Google and Microsoft Tablets Destined to Fail

Image representing Microsoft as depicted in Cr...Image via CrunchBase

Once again we are about to witness a marketing disaster perpetrated by two market leaders that are letting ego get in the way of sound judgement. The laws of marketing physics describedt by Trout and Ries in the book Positioning: The Battle for Your Mind are at play and like any law of physics, they cannot be broken.  To quote the law, "on average, the market leader gets 2x the market share of the #2 brand, and 2x again as much as the #3 brand.

Image representing Google as depicted in Crunc...Image via CrunchBase

Apple's share of tablets currently stands at roughly 72.1% followed by Samsung and the Kindle Fire. Also in the hunt are the Barne's & Noble Nook and a Leveno tabet.  There are too many products selling undifferentiated features that are competing for the limited attention span of the consumer.  What makes this category even more competitive is the iPad's leadership in both share and perception.

The problem that Google and Microsoft face is that the value proposition of each company is irrelevant to the sale of a competitive tablet.  While Apple is selling art, design, fun and education, Google's Nexus 7 is selling ? and Microsoft is selling ?  Both companies have little device credibility as they hope to go head to head with Apple. Unfortunately the Nexus 7 and Microsoft tablet products are largely undifferentiated and do little to demonstrate how they can win against existing competition. Even a weak effort where each company seeks to create a new category or reinvent the existing category would be a better strategic option than what we are seeing. Instead, each is competing based on criteria established by Apple, instead of playing the games along a new set of criteria. It's the difference between the excitement of Google Goggles, a product based on Google's search heritage vs. the lack of news associated with a a tablet based on a better operating system that might steal a sliver of share from the Kindle.

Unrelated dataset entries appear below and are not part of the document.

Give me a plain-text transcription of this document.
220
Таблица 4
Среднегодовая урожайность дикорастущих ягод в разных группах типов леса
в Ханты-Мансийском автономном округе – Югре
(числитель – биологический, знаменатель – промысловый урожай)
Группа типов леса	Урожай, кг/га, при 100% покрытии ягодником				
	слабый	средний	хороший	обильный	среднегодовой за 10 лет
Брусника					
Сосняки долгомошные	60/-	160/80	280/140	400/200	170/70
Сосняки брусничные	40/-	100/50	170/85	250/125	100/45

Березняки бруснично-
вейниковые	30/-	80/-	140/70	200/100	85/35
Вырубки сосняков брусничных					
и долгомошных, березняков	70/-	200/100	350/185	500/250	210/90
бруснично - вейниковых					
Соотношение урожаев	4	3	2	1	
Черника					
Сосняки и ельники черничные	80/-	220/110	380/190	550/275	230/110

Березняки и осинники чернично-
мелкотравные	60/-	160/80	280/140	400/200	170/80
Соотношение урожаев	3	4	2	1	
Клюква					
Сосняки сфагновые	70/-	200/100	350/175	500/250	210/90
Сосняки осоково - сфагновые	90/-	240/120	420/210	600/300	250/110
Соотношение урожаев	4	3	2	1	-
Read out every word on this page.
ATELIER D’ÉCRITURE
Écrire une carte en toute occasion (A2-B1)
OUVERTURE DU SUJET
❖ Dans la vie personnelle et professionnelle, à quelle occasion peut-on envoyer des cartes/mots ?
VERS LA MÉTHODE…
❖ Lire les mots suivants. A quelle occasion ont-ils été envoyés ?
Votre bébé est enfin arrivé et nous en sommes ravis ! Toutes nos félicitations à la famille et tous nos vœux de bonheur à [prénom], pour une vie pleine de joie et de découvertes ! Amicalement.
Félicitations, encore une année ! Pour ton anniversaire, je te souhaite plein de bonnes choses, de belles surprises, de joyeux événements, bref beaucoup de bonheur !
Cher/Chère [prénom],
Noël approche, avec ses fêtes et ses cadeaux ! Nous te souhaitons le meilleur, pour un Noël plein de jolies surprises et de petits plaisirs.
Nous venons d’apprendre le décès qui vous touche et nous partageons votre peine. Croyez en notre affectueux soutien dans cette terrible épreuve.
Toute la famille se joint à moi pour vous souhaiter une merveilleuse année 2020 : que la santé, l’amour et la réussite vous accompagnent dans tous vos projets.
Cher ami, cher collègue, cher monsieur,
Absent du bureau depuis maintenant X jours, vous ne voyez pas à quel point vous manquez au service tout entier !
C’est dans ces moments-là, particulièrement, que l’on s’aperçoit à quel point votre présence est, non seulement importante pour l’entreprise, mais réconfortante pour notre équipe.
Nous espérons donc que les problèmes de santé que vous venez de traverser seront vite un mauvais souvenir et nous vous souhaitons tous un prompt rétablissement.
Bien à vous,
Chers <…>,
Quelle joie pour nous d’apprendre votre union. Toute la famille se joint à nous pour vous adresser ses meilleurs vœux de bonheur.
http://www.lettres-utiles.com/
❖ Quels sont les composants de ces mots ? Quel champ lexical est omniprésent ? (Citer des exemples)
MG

Corporate ego and size doesn't win the marketing race. Better features do not win. Positioning, smart marketing and an understanding of marketing physics does.  There are ways for new products to compete with leaders, but it usually involves the equivalent of throwing a hand grenade into a market or by creating an entirely new market (think Tylenol and Advil vs. Aspirin).

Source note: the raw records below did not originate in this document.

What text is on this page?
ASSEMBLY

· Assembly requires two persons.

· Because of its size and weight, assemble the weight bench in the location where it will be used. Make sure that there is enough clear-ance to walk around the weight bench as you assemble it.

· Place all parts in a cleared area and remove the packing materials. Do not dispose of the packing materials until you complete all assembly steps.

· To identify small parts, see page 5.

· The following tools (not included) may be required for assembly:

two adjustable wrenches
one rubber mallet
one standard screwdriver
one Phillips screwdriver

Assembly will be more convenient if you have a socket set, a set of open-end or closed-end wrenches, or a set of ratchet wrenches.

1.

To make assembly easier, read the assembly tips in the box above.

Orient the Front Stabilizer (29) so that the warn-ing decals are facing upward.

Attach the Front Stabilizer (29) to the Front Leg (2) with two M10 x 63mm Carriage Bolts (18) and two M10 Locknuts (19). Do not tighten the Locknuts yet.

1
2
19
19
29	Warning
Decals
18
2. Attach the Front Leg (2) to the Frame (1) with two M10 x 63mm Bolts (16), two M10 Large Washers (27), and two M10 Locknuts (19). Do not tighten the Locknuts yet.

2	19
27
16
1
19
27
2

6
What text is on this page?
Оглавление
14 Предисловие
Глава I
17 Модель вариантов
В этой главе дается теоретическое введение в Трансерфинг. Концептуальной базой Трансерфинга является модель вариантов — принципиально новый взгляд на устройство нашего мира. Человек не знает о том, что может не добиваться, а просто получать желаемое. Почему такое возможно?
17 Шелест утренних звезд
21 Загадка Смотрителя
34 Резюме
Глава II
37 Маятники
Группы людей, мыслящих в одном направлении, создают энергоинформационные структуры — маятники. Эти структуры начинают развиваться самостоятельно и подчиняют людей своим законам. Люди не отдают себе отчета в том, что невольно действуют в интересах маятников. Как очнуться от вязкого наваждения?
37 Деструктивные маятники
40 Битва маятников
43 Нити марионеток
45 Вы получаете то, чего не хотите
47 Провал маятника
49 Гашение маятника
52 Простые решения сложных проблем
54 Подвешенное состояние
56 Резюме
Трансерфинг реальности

My advice to Google and Microsoft would be to go back to basics, figure out what you stand for with consumers, and then launch a new breed of devices that deliver on this promise (Google Goggles anyone).  Delivering poorly on the promises of others is a strategy doomed to fail, no matter how large you are, or how much money you have to spend.

Update: As of 9/24/13 the Surface is #10 in terms of consumer market share. Microsoft is making some headway in the professional market with the Pro model as a laptop/notebook productivity replacement.